Petiton

Petiton


Il y avait, une fois, une veuve qui vivait fort à son aise avec Petiton, son fils unique. Petiton dépassait déjà les vingt ans. On a vu souvent des garçons plus bêtes que lui. Mais il était si confiant, si confiant, qu’on l’avait dupé plus de cent fois, sans qu’il se fût corrigé.
« Mon ami, lui dit un jour sa mère, c’est aujourd’hui la foire à Layrac. Dans une heure, tu partiras, pour aller y vendre notre plus belle paire de bœufs. Méfie-toi de ces canailles de maquignons ; et ne lâche nos bêtes que contre de bons écus.
– Mère, vous serez obéie. Et combien demanderai- je de nos bœufs ?
– Mon ami, tu verras bien quel est leur prix sur le champ de foire. Rends-toi compte du cours. Demande le juste, la raison.
– Oui, mère, le juste, la raison. Comptez sur moi pour faire à votre volonté. »

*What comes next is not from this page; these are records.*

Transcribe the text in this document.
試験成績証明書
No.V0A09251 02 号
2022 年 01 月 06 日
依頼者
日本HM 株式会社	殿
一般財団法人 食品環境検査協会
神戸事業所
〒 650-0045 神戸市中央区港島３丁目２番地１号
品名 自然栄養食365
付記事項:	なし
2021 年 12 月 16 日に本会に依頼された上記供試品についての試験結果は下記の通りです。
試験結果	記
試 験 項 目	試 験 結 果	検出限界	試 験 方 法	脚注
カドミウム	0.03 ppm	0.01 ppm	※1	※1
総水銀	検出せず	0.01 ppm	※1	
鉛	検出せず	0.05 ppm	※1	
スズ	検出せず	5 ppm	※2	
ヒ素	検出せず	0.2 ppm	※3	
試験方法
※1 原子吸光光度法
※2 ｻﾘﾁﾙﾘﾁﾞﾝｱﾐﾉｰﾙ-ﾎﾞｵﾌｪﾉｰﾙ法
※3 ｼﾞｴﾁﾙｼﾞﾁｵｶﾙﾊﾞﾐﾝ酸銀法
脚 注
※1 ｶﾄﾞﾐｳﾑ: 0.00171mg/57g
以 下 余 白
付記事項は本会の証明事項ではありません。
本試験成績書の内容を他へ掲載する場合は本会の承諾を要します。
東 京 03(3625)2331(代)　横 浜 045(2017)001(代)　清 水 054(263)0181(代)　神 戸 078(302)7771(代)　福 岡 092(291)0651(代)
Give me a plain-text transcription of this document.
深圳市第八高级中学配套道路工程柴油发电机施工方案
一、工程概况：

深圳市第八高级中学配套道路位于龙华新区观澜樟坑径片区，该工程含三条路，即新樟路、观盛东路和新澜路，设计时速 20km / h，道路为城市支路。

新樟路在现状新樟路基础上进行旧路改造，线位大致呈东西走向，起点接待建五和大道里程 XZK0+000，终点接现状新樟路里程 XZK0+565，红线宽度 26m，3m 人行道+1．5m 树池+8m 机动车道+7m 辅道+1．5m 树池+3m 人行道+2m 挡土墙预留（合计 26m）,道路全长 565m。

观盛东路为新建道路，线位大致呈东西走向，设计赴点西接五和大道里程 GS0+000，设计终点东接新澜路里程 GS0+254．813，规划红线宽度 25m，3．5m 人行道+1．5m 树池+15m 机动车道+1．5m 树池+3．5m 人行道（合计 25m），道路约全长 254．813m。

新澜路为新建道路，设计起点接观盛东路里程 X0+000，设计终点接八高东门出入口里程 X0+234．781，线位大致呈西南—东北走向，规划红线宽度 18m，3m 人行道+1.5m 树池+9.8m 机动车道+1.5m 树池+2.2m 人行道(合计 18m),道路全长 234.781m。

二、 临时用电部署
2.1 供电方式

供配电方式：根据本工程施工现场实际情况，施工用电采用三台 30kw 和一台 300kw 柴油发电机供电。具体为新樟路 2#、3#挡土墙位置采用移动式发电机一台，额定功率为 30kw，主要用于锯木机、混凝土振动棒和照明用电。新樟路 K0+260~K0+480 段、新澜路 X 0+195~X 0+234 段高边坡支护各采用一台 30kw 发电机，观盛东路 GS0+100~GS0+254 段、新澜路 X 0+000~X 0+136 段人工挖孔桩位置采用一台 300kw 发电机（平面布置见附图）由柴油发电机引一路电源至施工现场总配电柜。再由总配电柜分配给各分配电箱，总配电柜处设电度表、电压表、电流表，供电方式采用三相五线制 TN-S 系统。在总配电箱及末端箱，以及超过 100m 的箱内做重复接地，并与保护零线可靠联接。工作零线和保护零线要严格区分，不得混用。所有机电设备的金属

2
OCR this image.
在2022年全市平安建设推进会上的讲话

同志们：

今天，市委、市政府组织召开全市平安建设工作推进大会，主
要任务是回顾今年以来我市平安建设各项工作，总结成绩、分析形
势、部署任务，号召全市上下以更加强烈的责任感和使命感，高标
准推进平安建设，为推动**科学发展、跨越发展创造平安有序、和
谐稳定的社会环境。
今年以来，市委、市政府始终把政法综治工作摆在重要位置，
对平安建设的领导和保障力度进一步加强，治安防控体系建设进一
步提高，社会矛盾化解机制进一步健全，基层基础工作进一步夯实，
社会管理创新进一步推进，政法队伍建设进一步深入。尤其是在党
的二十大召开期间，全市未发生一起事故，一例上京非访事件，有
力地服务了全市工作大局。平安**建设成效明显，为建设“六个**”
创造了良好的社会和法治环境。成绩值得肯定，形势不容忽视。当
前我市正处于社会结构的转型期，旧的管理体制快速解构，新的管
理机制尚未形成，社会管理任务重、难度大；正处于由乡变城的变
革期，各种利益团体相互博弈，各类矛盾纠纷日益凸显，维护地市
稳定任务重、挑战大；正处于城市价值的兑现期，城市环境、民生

Petiton déjeuna donc comme un homme qui doit aller loin, étrilla ses bœufs, les lia au joug, s’habilla de neuf, prit son aiguillon et partit. À midi juste, il arrivait sur le champ de foire de Layrac.
Deux canailles de maquignons s’approchèrent.
« Bonjour, Petiton. Combien demandes-tu de tes bœufs ?
– Mes amis, j’en demande le juste, la raison.
– Petiton, tu n’en demandes pas peu de chose.
– Mes amis, j’en demande le juste, la raison. Vous ne les aurez pas à deux liards de moins.
– Eh bien, Petiton, les bœufs sont vendus. Tope-là, et attends-nous. Le temps d’aller te chercher en ville le juste, la raison. »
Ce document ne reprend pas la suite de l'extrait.